One of my readers requested: "Any python exercise projects we will work on for learning you may suggest?"
You wager.
1) A Django Webapp
This is mainly for the ones of you who haven't finished internet development.
(Data scientists: I'm looking at you.)
Being capable of creating web software is a treasured talent for any developer. The motive is that it allows you to take another form of programming you do, and package it in a manner it truly is handy to the masses.
If you haven't carried out net dev earlier than, this wishes to be your #1 precedence, as compared to others on the listing. (If you *have* executed net dev, bypass to the following object... Get from your consolation quarter.)
What framework do you operate? Google will point out a dozen high-quality alternatives for you. It would not rely an excessive amount of which you use. You can select the one you want.
But in case you want a recommendation, I'll give you one:
Use Django.
It's a first-rate full-stack framework, and well documented.. If you locate yourself spending more than a couple of minutes selecting a framework, just use Django and get coding.
So that is one challenge concept. Next one:
2) A Command Line Tool
If you haven't discovered to create command-line applications... You're lacking out.
When you take your program and package it in a scriptable command-line interface...
With configuration controllable with the aid of options and flags...
And inputs and outputs for this system are managed with the aid of command-line args...
This ALWAYS increases the cost of your software. Always. A hundred% of the time.
So if you haven't ever completed it before... You need to learn.
Basically, this indicates gaining knowledge of the "argparse" module. It's built into Python's popular library.
There are other libraries for constructing command-line interfaces obtainable, which are not in Python's standard library. They have their fanatical fans who're already writing indignant emails to me, complete of misspelled phrases, for having the gall to recommend argparse as opposed to their preferred libwhateverz.

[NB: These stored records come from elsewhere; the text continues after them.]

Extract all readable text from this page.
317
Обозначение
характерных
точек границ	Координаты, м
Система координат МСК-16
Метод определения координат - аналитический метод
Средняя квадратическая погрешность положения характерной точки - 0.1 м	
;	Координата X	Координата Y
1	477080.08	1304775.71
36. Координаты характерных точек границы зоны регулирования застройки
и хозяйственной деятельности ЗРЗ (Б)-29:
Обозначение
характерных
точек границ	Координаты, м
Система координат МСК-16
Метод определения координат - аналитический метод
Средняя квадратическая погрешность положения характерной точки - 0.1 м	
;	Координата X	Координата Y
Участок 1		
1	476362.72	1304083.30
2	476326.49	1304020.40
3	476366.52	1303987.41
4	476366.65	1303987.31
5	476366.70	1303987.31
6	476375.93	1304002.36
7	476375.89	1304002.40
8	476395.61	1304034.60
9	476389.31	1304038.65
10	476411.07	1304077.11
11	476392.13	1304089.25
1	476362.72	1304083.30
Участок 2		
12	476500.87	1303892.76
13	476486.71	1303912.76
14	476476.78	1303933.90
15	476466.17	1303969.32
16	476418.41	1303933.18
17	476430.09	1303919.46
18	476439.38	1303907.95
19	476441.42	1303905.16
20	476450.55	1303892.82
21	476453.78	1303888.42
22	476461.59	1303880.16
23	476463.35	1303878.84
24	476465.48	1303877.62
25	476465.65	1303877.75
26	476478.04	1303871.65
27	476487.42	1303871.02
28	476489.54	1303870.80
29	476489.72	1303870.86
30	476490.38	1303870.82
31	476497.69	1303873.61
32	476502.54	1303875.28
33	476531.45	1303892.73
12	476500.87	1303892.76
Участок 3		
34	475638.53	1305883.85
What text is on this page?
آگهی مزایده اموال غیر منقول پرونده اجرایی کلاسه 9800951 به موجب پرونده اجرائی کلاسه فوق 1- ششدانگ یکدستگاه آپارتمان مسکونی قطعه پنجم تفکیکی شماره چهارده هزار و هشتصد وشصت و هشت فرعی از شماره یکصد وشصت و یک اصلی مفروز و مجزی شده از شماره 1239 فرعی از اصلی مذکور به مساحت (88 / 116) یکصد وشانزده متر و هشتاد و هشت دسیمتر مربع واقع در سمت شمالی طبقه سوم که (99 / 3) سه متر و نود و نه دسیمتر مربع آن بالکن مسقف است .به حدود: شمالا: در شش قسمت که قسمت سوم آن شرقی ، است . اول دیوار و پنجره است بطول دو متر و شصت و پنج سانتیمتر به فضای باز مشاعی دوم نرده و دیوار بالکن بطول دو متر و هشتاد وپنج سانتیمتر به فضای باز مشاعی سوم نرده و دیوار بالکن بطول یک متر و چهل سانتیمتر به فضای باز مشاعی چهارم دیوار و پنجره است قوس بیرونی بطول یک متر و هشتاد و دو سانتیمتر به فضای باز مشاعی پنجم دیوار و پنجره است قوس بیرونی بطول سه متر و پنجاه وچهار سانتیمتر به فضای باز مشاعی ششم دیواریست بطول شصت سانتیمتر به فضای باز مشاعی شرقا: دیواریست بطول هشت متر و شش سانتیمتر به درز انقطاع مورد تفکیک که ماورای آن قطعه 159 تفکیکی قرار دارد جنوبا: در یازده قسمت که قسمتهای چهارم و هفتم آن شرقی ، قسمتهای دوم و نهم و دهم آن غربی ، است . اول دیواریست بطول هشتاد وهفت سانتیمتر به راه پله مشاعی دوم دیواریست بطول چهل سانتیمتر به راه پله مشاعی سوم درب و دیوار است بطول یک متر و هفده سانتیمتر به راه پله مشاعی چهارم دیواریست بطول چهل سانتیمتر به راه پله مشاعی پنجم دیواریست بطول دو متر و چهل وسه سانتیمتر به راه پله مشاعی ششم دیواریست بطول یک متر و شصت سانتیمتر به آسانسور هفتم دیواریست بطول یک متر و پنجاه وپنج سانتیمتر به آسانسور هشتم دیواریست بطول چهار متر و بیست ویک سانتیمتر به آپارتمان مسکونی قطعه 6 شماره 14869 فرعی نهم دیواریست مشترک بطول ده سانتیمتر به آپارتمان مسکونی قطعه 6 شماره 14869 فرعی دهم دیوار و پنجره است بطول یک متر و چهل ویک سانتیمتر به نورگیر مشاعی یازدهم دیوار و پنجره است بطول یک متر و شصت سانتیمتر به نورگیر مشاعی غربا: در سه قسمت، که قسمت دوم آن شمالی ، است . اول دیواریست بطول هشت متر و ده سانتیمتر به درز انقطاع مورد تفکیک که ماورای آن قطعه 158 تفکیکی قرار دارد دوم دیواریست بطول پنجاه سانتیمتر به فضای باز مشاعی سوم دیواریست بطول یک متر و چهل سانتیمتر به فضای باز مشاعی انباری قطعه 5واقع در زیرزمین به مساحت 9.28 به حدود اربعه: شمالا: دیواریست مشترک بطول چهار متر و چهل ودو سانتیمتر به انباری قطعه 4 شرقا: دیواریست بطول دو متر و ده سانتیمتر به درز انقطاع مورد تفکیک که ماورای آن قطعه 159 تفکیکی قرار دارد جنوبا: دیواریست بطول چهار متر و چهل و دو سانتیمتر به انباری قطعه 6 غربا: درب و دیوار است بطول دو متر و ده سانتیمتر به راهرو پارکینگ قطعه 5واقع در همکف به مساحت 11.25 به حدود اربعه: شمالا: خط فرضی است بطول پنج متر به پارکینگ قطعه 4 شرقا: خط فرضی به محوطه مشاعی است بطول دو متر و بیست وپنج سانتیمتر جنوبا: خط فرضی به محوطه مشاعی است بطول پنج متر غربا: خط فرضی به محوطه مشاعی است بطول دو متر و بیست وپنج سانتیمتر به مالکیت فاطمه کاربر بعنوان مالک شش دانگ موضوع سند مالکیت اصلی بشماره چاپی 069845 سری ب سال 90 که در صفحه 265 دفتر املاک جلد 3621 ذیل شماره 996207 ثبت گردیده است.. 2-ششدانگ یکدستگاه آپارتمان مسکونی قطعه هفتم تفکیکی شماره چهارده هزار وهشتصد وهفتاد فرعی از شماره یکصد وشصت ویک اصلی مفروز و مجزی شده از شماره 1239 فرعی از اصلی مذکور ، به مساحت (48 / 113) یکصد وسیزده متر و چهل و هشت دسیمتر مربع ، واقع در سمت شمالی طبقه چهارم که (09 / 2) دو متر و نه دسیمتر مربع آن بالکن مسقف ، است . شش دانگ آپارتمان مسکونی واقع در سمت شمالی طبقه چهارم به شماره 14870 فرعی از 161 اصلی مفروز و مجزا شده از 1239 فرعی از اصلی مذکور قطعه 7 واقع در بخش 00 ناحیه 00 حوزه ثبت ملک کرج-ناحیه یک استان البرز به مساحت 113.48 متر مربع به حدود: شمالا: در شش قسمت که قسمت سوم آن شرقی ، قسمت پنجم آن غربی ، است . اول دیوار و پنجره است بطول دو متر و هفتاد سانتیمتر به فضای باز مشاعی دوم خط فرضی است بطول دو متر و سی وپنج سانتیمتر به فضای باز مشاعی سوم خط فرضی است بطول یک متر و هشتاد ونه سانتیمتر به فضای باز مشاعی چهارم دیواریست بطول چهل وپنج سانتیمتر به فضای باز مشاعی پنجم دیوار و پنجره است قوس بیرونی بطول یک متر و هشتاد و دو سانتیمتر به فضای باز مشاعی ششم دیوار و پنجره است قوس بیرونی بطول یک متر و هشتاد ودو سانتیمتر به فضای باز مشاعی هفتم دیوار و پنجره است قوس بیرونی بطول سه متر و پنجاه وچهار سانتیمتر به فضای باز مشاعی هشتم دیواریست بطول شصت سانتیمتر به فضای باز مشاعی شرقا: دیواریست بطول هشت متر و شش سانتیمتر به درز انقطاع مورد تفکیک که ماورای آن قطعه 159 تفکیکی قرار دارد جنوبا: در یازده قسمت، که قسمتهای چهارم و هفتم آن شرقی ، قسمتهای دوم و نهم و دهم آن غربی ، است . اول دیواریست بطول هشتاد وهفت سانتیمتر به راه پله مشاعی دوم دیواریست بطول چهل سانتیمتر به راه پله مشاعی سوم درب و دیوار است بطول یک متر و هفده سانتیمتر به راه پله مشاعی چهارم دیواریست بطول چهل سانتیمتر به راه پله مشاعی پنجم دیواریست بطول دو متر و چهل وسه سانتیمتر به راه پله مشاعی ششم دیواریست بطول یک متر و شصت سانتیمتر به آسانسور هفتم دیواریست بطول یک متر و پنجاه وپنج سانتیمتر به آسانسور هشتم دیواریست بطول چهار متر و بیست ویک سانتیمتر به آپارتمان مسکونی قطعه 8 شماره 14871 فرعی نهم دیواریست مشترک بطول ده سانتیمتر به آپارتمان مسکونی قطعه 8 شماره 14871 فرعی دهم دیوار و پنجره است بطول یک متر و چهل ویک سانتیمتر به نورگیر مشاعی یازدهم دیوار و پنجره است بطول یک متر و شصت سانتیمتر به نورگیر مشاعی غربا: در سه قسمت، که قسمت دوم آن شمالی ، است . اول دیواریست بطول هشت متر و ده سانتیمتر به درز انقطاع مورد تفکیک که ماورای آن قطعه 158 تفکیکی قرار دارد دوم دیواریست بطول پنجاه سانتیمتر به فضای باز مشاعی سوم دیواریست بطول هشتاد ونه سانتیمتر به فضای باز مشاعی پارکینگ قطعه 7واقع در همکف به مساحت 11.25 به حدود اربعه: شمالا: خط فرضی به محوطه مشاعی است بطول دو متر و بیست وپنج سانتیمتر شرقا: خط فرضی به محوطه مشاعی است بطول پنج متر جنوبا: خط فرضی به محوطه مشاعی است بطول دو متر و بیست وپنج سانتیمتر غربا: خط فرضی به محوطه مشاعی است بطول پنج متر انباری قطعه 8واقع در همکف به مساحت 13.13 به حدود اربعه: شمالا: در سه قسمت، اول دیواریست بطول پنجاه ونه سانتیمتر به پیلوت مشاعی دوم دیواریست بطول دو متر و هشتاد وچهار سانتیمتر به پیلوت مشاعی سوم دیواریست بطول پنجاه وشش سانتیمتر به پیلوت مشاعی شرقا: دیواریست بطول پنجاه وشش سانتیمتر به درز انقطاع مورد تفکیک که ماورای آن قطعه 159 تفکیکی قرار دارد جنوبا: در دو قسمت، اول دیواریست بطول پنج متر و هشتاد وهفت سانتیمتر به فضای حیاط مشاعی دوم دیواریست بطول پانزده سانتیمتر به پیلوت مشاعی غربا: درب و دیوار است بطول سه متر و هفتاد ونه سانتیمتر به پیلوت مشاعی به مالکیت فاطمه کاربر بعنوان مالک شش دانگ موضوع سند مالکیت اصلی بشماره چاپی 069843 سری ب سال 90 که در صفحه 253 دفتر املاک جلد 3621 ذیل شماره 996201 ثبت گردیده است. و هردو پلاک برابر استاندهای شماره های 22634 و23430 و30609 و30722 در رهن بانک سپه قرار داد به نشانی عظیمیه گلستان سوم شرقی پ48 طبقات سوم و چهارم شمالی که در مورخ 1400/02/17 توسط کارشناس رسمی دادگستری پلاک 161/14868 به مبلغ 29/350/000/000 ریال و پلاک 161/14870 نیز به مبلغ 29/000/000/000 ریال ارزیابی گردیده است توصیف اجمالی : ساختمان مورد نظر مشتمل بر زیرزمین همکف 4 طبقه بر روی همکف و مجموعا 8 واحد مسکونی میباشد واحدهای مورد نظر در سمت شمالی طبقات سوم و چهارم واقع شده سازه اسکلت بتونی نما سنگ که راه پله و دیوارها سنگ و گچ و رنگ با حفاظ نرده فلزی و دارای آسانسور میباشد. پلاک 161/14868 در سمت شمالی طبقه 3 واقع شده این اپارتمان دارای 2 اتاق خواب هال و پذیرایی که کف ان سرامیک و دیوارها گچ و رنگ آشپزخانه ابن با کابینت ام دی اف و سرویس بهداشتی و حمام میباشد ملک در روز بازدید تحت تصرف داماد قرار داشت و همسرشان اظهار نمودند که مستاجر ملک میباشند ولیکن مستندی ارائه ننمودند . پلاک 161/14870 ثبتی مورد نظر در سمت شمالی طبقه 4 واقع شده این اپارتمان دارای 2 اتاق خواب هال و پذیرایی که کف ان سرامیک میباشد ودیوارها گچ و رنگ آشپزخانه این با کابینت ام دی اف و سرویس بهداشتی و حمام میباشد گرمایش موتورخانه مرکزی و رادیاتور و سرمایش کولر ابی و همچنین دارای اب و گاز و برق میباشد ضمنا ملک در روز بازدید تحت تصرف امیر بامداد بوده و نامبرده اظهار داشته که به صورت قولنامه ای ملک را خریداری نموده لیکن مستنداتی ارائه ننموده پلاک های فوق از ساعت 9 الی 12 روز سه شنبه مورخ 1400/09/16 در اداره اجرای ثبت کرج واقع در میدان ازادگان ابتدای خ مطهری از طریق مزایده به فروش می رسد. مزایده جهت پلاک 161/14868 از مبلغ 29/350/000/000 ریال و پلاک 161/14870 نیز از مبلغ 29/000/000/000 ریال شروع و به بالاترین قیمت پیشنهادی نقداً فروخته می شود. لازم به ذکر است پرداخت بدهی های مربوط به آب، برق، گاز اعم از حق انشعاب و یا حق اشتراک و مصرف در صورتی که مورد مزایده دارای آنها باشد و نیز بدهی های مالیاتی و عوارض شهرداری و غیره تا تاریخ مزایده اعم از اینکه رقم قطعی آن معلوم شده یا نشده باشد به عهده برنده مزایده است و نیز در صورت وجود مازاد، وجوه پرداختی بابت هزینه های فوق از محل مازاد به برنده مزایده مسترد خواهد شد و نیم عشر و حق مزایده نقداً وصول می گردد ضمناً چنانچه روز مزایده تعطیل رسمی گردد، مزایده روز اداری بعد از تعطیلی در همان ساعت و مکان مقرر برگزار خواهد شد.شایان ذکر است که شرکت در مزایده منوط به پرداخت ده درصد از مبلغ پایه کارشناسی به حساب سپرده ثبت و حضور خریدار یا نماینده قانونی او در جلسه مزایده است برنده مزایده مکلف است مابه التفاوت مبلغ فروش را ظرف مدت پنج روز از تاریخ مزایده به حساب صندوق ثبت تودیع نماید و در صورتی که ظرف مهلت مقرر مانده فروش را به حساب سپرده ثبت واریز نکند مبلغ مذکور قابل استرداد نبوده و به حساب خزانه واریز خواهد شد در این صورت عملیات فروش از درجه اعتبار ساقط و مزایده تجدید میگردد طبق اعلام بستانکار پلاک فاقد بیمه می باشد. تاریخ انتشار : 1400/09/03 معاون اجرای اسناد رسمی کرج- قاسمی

Ignore them. Argparse is complete-featured, and difficult to enhance on. And it's battery protected with Python.
So subsequent time you write a Python software, generalize it. Use argparse to make it more automatable, flexible, scriptable, and usual better.
So it truly is the second one undertaking inspiration. And sooner or later:
3) Machine Learning
If you have not ridden this hype teach but, you ought to take at least a brief day experience.
Yes, all of the yapping approximately synthetic system getting to know Intelligenz is over-hyped. But. It has actual substance, too. And you will gain from learning it.
You have options for what to do. I propose you study a library called scikit-research. It consists of tools for each supervised and unsupervised learning, and for building pipelines.
That's one option, and what I advise you to begin with. Another option is to research Tensorflow. I absolutely think you will do better if you visit that one after you have some enjoyment with scikit-analyze, however, if you insist on skipping in advance, at least make certain you study maths for handling "compute graphs" first.
So how do you use your new ML library? Well, it is quality if you can use it on troubles you're going through to your paintings. But that is difficult to do while you're getting to know the ropes.
So there may be an education ground: Kaggle.
Just look for "Kaggle Competitions", and search for the "Getting Started" class. They make it easy for you.